Insurance companies: non-submission of auditor's certificate violation of Companies Rules: SECP
The Securities and Exchange Commission of Pakistan (SECP) has termed it violation of the Companies (Issue of Capital) Rules, 1996 by insurance companies in case any company fails to submit auditor's certificate, along with the decision of the directors to issue bonus shares communicated to the commission and the respective stock exchange.
In this regard, the SECP has issued an order here on Wednesday specifying that the decision of the directors to issue bonus shares shall be communicated to the Authority and the respective stock exchange on the day of the decision and the intimation letter shall be accompanied by the auditor's certificate.
According to the SECP, the order shall dispose of the proceedings initiated against the Directors (including the Chief Executive) and the Secretary of an insurance company for not complying with the requirements of Rule 6 of the Companies (Issue of Capital) Rules, 1996 (the "Rules"). The provisions of Rule 6 of the Rules state that in case of the issuance of bonus shares by listed companies.--A listed company may issue bonus shares subject to the following conditions:-
(i) The decision of the directors to issue bonus shares shall be communicated to the Authority and the respective stock exchange on the day of the decision and the intimation letter shall be accompanied by the auditor's certificate.

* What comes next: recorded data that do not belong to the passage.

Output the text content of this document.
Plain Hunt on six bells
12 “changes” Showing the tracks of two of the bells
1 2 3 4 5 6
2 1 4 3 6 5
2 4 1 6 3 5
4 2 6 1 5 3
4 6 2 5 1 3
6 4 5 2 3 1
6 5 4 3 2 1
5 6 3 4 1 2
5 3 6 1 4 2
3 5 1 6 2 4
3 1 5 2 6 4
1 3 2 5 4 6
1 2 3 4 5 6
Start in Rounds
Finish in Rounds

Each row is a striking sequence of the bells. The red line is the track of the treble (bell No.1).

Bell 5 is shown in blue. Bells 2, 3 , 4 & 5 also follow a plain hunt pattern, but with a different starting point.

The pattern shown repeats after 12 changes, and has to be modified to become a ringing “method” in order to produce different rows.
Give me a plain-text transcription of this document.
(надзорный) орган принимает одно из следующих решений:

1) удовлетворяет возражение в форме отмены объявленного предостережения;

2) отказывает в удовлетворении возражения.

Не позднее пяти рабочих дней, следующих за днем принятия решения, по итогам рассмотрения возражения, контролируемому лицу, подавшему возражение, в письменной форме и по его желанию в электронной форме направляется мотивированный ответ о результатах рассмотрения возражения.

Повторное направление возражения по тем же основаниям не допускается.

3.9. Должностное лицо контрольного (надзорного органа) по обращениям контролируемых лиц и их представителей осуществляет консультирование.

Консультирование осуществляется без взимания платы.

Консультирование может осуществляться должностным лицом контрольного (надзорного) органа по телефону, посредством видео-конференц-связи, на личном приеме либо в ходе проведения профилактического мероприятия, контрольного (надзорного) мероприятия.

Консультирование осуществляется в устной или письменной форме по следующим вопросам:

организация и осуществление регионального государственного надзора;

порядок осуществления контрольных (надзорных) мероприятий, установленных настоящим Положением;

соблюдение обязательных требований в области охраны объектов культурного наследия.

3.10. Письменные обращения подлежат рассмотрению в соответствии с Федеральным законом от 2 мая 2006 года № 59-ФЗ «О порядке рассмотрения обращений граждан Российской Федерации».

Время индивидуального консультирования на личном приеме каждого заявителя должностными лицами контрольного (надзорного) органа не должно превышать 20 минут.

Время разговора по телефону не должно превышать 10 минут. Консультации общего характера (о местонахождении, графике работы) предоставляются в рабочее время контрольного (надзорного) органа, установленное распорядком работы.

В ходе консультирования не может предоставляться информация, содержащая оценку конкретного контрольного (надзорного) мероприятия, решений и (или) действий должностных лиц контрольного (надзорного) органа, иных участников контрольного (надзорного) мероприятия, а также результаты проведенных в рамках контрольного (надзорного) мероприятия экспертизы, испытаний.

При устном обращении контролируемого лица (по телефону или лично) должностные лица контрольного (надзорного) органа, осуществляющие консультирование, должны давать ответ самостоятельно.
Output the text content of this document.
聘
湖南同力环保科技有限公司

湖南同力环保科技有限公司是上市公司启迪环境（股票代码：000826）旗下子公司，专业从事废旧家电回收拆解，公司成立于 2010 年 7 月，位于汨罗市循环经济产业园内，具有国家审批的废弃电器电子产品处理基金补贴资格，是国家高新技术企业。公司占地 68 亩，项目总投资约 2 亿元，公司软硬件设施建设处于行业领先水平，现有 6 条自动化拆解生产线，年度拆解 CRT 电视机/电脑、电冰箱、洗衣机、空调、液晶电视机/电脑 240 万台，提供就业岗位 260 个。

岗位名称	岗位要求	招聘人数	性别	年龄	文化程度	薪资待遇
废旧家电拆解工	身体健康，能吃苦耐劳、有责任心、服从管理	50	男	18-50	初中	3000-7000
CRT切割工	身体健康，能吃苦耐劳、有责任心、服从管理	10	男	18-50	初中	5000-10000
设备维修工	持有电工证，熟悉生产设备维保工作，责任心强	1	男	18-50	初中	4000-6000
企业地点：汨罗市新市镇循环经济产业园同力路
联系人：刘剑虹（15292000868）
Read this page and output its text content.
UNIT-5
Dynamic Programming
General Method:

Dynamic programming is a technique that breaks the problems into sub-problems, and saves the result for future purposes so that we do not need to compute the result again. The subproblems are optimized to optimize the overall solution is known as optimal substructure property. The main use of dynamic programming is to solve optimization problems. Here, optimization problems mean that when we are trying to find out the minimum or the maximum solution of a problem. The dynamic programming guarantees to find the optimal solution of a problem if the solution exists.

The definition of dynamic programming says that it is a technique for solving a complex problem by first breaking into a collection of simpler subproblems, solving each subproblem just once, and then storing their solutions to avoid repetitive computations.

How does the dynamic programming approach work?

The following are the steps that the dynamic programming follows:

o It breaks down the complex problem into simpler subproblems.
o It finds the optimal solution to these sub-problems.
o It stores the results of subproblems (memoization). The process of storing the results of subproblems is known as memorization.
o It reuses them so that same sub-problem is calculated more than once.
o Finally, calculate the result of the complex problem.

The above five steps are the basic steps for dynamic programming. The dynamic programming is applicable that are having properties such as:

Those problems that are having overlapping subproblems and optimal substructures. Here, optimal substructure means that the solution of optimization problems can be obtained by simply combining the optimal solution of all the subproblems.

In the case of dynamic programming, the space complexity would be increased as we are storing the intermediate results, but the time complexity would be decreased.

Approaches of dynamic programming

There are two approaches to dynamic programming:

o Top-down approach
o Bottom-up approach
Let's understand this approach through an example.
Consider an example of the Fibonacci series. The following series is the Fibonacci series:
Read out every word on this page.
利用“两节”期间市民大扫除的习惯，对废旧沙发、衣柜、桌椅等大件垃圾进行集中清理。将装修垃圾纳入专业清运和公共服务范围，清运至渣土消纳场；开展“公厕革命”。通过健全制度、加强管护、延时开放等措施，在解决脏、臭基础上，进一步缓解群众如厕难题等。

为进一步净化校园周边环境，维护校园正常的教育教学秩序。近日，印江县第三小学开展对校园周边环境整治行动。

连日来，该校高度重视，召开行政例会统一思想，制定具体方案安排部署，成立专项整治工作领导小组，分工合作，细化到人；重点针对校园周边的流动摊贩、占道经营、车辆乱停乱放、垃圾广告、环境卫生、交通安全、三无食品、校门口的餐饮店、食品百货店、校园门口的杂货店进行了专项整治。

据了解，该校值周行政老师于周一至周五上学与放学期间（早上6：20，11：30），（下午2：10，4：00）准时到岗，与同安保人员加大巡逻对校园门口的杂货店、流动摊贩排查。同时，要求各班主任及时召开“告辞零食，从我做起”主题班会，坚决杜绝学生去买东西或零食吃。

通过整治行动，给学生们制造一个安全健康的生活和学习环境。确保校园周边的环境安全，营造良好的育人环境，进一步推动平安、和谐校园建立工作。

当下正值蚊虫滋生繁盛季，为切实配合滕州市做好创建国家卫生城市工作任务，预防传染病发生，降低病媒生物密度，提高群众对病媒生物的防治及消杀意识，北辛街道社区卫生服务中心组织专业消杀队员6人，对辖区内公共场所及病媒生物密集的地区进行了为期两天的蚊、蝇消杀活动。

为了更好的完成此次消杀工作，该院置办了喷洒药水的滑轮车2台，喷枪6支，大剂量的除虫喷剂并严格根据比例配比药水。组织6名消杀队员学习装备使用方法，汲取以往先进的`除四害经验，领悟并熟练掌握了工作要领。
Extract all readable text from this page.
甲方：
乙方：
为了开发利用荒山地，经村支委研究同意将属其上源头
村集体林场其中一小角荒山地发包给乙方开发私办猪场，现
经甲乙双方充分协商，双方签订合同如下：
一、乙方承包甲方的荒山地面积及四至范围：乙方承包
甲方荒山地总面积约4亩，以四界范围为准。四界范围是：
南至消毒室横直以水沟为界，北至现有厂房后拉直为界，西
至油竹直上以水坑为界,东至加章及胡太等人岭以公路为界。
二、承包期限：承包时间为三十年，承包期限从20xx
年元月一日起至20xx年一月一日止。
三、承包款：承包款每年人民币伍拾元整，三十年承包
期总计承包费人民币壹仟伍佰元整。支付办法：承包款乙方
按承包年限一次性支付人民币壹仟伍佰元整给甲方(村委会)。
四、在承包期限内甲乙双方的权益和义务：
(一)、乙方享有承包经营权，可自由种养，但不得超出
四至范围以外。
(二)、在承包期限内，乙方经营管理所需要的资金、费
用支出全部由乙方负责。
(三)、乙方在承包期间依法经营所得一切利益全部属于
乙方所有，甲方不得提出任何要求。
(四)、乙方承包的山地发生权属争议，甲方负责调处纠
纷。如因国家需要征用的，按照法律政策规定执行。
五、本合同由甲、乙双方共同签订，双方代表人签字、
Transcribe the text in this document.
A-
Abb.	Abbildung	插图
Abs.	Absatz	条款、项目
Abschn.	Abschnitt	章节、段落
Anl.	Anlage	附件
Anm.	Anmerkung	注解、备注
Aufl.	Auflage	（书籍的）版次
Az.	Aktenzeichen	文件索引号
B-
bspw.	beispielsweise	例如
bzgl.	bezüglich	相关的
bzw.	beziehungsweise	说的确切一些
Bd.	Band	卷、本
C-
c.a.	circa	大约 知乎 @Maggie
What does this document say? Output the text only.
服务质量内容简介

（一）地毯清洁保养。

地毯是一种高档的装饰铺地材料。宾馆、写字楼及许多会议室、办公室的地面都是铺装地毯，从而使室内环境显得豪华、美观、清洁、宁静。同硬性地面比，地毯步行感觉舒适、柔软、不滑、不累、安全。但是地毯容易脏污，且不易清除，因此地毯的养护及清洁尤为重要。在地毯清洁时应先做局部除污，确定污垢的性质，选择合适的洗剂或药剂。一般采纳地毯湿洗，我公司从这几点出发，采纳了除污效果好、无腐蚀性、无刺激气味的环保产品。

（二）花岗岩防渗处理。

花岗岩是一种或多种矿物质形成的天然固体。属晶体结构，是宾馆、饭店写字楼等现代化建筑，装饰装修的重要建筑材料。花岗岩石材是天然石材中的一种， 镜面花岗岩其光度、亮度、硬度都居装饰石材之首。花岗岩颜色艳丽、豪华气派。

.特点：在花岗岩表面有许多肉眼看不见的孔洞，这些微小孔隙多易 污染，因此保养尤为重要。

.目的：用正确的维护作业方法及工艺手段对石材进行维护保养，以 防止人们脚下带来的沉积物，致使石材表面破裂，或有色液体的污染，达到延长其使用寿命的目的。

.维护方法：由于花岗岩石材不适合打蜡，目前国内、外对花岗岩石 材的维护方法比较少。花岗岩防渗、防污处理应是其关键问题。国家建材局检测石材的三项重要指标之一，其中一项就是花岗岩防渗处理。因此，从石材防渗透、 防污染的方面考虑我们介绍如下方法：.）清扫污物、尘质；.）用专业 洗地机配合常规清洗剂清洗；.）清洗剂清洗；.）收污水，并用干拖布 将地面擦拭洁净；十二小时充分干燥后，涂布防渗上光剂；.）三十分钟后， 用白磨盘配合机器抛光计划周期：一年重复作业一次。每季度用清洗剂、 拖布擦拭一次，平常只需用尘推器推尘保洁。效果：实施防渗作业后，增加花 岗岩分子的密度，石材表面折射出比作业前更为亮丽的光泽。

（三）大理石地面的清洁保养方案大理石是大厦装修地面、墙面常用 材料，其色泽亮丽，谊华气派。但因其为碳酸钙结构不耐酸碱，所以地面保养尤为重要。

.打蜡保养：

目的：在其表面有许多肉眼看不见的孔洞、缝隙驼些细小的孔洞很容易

(ii) The free reserves of the company calculated in the manner as specified in rule 5 shall be sufficient to issue the bonus shares after retaining in the reserves twenty-five per cent of the capital as it will be increased by the proposed bonus shares.
(iii) a certificate from the auditors shall be obtained to the effect that the free reserves and surpluses retained after the issue of the bonus shares will not be less than twenty-five per cent of the increased capital; and
(iv) All contingent liabilities disclosed in the audited accounts and any such liability which may have been created subsequent to the audited accounts shall be deducted while calculating minimum residual reserves of twenty five per cent."
The company had communicated to the Commission, the decision of its Directors to issue 25 percent bonus shares on the day of decision, ie, April 4, 2013. However, the intimation letter was not accompanied by the auditor's certificate as required by Rule 6(i) read with Rule 6(iii) of the Rules, although the company has mentioned in the notes to the Notice of the Annual General Meeting that the Auditor has certified the free reserves of the company.
The company, while adhering to what they have been observing in the notices of the other companies, had stated that it is not a general secretarial practice to attach the free reserves certificate from the Auditors with the Notice. In the light of the above-quoted Rule 6 of the Rules, the communication of the decision of the Board of Directors should have been sent to the Commission along with the certificate of free reserves from the Auditors, on the day on which such decision was taken by the Board, the SECP said.
Therefore, the show cause notice was issued to the company's then so-called Directors and the Company Secretary, calling upon them to show cause as to why the penalty, as provided under Rule 11 of the Rules, should not be imposed upon the Company's then so-called Directors (including the then so-called Chief Executive) and the Company Secretary for not complying with provisions of Rule 6 of the Rules.
The company responded that the certificate of free reserves of the company from their statutory auditor was not attached with the notice of the Annual General Meeting of the company, as the same is not in general secretarial practice, however, the same had been filed with the Commission at the time of filing of Form 3. Lastly, the company prayed before the Commission to take a lenient view in the instant matter as late filing of the free reserves certificate from the auditor of the company was inadvertent.
The SECP has carefully examined and given due consideration to the written and verbal submissions of the company (through the company's representatives), and have also referred to the provisions of the rules. The SECP was of the view that there has been an established default of Rule 6 of the rules.
In exercise of the power conferred on me under rule 11 of the Rules, instead of imposing the penalty onto the addressees of the Show Cause Notice, take a lenient view, and thus, condone them due to facts. Also, the Company Directors (including the chief executive) and the company secretary are hereby issued stern warning that in case of similar non-compliance in future a stronger action will be taken, the SECP order added.